Abstract

AbstractSocial investment (SI) policies have been popular among industrial countries in the past two decades. Governments hope that SI policies will promote productivity and economic growth by creating high-skill labor forces that can adapt to the imperatives of the new knowledge economy and technological advances, or that can create new technologies themselves. They also hope that SI policies will mitigate new social risks, such as single-parent families and workers in precarious employment by better preparing workers for jobs and promoting social inclusion. However, little research exists that empirically investigates whether or not SI policies really produce these positive outcomes.
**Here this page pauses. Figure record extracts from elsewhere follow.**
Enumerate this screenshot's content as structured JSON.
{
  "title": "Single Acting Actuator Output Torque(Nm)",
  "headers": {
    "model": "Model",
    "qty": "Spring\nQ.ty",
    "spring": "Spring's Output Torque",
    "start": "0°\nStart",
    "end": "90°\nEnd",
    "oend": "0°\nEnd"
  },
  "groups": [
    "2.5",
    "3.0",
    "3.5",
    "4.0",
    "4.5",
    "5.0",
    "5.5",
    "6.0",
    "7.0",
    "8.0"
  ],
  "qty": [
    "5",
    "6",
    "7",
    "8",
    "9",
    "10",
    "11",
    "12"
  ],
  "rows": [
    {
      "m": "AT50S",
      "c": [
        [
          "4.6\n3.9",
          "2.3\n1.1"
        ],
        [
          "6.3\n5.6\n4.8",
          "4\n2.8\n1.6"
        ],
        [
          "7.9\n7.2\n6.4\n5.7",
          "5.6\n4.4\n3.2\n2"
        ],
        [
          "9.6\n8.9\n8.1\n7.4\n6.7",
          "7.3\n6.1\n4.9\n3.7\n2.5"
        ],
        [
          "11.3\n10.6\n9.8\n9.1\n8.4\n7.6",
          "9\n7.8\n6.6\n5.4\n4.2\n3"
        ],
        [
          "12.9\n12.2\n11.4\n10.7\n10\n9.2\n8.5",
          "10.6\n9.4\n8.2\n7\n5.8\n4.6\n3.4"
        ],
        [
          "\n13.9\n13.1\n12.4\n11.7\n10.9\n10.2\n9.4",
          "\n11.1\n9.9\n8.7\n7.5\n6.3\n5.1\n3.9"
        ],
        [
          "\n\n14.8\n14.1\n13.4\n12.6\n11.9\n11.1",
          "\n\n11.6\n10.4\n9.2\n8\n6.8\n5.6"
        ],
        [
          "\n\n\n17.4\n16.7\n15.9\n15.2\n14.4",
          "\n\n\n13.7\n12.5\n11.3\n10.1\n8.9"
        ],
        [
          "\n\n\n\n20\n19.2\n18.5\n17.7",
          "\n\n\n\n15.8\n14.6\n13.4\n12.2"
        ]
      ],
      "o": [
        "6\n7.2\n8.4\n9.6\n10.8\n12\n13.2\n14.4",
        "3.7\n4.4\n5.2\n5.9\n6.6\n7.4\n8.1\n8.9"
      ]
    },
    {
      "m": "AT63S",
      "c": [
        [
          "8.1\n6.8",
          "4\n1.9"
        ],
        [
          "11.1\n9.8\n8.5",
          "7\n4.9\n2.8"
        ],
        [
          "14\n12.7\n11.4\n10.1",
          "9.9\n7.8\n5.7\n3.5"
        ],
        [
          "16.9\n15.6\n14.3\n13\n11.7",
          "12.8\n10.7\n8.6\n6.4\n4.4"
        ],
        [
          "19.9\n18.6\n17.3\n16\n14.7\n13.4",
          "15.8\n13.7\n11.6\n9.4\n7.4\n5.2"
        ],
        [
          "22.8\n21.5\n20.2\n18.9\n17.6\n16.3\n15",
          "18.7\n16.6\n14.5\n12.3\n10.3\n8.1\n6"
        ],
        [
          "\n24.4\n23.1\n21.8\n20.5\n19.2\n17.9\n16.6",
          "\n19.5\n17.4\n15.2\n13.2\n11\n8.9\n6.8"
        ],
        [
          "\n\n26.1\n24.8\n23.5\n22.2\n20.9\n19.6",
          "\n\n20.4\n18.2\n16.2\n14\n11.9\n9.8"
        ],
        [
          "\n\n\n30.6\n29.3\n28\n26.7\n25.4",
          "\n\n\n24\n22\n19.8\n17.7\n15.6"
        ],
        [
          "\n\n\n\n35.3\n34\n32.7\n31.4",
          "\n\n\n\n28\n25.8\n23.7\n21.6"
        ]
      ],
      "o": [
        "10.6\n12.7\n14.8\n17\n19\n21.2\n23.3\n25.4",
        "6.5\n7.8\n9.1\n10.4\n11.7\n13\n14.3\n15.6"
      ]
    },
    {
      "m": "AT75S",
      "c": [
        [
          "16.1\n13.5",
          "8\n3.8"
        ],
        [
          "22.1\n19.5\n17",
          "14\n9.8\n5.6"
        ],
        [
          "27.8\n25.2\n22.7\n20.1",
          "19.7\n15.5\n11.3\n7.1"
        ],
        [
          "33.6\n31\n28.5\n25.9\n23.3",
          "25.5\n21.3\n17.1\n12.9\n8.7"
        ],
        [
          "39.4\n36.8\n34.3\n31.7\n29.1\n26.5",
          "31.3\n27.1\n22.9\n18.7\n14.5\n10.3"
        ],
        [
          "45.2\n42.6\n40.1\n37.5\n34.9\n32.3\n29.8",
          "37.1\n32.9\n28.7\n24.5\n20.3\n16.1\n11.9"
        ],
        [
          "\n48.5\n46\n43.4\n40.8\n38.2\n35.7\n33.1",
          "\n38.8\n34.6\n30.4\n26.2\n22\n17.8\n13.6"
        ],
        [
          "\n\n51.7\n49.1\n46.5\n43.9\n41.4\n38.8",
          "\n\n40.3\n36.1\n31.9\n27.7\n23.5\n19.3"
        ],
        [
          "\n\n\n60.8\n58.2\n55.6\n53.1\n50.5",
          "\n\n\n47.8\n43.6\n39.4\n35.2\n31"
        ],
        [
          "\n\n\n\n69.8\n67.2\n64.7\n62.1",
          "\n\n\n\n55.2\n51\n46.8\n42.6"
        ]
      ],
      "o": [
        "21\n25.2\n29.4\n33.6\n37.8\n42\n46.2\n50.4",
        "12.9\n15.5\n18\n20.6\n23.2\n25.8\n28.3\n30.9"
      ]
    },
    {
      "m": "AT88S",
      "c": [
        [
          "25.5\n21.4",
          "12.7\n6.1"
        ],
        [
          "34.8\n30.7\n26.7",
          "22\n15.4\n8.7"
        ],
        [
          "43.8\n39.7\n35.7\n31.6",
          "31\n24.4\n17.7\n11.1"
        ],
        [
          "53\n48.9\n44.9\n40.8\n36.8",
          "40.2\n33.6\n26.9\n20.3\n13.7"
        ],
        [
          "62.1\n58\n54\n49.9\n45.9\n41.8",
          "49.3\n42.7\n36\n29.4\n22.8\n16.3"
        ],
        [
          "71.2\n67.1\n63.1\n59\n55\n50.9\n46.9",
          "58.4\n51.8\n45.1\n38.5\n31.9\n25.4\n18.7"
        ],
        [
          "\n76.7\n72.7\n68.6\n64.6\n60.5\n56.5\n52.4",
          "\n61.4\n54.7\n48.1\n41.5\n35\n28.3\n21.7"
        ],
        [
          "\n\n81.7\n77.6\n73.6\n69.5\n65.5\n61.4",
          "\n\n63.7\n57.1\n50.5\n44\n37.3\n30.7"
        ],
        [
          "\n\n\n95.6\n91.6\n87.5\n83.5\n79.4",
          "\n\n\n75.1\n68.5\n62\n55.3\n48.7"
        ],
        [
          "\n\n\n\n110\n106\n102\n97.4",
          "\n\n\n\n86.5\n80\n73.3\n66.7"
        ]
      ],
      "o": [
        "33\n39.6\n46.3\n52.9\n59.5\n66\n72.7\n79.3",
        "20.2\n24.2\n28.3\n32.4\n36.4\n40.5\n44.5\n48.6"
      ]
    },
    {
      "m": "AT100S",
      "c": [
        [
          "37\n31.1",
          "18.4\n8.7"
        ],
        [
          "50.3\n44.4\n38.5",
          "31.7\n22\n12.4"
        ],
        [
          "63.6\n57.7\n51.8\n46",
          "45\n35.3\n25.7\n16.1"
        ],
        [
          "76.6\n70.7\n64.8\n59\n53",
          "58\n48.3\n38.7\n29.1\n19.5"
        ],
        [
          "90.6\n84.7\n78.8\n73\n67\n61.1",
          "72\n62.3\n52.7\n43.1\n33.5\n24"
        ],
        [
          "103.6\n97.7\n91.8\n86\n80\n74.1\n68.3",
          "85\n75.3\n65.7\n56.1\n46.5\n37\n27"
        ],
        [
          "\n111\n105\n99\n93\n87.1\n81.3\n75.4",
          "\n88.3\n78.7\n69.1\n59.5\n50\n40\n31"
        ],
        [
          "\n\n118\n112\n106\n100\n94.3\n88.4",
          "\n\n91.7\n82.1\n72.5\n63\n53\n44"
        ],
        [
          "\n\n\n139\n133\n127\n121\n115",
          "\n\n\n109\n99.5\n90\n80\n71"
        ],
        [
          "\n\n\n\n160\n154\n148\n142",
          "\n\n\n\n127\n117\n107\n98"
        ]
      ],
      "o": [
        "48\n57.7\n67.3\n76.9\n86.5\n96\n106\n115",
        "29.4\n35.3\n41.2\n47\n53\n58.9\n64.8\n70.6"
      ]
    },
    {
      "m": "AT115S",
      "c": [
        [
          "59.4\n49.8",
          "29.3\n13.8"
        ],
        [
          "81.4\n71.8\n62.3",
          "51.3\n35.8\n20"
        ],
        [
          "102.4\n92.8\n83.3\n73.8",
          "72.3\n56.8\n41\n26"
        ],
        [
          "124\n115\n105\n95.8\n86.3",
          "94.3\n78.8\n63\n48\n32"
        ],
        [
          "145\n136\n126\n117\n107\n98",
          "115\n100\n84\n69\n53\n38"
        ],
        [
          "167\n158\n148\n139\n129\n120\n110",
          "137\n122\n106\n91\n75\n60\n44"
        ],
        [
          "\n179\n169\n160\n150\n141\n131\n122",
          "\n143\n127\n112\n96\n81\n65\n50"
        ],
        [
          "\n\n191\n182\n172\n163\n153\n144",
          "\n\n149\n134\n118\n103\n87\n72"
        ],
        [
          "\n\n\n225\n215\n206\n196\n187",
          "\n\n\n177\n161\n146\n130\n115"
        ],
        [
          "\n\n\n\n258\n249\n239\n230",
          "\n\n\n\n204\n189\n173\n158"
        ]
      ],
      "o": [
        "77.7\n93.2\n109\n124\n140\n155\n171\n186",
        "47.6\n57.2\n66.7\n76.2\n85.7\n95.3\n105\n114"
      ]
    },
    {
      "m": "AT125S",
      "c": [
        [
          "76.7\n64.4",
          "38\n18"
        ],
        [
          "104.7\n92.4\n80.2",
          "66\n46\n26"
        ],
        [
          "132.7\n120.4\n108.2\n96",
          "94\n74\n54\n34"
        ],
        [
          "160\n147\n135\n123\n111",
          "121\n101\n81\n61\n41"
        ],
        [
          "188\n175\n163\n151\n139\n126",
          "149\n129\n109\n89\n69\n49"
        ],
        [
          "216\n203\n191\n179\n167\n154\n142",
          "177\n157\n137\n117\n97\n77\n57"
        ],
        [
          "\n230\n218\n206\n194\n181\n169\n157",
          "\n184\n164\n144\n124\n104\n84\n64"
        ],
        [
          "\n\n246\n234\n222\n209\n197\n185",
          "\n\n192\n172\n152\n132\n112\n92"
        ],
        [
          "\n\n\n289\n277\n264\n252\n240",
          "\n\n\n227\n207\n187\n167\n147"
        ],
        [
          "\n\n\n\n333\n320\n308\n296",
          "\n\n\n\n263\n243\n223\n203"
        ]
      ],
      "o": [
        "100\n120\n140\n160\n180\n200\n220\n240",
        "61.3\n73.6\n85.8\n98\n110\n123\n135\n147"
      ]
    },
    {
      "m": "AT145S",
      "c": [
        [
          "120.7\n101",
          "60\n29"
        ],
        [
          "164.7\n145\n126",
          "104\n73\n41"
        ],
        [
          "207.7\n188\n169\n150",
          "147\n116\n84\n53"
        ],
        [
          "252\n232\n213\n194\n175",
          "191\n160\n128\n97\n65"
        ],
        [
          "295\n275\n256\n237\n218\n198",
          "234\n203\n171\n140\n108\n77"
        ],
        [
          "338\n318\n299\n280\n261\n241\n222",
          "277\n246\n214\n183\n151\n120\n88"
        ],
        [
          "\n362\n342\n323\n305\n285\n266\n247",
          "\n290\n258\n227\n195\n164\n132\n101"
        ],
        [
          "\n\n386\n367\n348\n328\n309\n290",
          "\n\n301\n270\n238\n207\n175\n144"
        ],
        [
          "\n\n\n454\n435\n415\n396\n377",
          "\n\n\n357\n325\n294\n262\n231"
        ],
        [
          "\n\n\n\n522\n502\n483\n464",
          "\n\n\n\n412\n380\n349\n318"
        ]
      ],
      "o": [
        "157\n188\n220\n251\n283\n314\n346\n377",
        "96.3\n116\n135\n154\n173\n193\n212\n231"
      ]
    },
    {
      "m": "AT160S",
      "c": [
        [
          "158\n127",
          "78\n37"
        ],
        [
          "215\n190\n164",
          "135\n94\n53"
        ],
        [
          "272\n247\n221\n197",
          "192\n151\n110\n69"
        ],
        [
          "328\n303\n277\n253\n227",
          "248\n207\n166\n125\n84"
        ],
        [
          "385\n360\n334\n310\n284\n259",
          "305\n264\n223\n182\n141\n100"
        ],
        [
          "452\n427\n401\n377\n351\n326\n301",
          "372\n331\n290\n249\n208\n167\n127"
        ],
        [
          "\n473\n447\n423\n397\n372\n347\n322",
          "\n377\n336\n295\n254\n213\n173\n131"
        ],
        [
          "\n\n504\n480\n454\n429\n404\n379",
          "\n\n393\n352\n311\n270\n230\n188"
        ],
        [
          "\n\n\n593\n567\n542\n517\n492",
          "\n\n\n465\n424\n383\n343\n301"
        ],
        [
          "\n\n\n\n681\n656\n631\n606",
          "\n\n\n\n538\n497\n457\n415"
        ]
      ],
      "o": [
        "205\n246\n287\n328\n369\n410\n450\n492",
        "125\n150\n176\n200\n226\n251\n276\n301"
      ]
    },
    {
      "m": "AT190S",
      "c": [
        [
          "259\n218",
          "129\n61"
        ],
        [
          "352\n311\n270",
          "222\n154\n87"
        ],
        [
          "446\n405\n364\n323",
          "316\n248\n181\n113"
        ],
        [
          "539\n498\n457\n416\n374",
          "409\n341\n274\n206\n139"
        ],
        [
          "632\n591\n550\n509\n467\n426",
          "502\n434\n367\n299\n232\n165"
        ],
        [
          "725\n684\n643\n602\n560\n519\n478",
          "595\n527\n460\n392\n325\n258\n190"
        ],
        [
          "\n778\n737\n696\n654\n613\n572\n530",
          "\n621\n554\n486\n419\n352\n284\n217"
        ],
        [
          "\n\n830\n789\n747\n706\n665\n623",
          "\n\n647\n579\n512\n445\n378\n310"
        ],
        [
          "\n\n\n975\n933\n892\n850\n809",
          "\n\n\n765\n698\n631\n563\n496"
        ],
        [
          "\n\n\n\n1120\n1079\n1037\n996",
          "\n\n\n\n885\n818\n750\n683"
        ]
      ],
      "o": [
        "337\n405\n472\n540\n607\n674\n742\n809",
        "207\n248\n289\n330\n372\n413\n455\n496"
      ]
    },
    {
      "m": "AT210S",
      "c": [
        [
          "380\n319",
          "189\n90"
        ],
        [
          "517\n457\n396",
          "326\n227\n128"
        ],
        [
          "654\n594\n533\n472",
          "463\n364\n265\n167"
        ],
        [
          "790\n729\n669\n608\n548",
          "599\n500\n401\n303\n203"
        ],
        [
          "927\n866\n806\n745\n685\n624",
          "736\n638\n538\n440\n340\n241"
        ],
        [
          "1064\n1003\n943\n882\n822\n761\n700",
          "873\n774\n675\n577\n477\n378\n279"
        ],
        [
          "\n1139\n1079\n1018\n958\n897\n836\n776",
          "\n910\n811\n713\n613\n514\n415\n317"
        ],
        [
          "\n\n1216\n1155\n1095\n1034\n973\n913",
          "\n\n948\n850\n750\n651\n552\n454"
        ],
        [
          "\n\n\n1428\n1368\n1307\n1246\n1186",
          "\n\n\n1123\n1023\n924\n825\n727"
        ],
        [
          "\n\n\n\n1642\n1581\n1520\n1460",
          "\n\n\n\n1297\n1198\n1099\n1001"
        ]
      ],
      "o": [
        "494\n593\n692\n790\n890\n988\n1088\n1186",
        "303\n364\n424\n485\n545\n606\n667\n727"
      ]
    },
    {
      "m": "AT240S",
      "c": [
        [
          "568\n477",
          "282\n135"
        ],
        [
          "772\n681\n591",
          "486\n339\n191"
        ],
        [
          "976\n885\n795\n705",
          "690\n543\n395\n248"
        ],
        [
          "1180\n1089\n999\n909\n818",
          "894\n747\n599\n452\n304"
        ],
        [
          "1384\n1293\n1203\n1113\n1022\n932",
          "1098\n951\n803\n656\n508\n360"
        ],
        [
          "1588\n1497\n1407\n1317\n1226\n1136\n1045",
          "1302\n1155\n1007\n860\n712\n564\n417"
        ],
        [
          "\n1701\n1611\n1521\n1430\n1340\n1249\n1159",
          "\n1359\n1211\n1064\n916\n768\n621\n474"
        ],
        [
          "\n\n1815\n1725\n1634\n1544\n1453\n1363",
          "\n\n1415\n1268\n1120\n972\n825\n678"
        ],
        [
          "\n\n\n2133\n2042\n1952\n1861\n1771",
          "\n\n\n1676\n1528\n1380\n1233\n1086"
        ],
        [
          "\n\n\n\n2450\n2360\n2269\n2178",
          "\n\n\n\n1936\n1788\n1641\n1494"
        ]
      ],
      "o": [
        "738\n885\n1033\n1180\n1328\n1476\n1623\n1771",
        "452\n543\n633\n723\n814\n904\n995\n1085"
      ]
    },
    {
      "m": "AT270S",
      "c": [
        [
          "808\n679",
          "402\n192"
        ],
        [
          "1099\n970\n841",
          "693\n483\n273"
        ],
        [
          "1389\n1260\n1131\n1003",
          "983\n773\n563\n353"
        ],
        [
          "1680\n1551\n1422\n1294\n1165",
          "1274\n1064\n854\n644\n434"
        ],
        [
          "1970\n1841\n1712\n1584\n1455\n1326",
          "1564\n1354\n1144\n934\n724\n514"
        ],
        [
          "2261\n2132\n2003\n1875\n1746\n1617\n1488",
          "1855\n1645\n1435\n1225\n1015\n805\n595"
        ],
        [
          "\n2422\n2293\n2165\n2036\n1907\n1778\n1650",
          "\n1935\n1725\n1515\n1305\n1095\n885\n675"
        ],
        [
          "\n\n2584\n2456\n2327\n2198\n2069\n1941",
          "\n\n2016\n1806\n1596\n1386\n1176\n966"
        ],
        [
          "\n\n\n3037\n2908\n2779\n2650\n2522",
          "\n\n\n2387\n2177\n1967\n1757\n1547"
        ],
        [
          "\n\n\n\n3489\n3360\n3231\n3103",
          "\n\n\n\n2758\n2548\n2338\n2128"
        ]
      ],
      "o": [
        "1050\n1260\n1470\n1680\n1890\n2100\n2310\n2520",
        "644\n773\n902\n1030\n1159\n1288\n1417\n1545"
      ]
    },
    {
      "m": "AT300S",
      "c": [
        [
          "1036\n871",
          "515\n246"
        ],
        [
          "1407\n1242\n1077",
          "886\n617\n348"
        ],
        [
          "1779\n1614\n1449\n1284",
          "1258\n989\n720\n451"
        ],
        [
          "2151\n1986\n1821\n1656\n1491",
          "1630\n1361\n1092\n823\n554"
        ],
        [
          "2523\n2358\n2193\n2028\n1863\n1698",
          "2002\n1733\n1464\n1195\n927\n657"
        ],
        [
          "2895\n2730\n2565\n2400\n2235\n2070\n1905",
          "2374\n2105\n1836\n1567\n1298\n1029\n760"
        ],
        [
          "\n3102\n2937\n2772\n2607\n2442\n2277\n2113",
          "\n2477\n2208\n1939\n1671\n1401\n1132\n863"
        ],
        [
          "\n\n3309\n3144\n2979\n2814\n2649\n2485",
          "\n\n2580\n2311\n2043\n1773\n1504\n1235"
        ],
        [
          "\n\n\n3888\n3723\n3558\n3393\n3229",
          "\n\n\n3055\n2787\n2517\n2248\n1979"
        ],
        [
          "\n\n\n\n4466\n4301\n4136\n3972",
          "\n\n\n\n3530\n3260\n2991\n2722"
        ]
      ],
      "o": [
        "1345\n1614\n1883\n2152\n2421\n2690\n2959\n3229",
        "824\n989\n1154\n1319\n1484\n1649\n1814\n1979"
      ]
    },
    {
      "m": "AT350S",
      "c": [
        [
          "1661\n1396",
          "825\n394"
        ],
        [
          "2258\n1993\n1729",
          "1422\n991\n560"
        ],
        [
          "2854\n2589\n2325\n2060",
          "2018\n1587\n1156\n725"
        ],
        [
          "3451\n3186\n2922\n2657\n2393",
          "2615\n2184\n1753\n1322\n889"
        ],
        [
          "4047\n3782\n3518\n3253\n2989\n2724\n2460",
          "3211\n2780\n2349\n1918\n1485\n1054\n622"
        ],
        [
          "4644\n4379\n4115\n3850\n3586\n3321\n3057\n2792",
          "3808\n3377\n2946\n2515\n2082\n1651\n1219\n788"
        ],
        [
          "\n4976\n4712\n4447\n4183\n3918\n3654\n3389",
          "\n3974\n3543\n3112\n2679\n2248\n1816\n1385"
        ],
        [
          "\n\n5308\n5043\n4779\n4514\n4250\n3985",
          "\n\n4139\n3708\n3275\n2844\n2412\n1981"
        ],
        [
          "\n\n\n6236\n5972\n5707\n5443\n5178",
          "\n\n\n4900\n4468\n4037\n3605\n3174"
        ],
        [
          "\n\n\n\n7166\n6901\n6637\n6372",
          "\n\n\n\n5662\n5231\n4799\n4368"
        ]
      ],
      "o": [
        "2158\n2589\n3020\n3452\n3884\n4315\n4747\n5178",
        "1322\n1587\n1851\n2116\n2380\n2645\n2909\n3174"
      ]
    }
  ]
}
Of all economic outcomes, this paper focuses on economic growth and the channels of economic growth—multifactor productivity (MFP), physical capital investment, and labor input—and investigates whether SI policies promote growth in GDP and its channels. Data from 17 industrial countries are analyzed. The analysis finds that family support, education, and ALMP spending (all measured as spending per child, student, and an unemployed person, respectively) is positively associated with MFP and GDP growth, and that MFP growth is the main channel through which SI policies enhance GDP growth. Education spending boosts the growth of all of MFP, physical capital stock, labor input, and GDP growth via those channels. While family support does not promote the growth of labor input, the results suggest that larger family support spending leads to higher levels of labor input. Overall, these types of SI spending have generally positive effects on economic growth.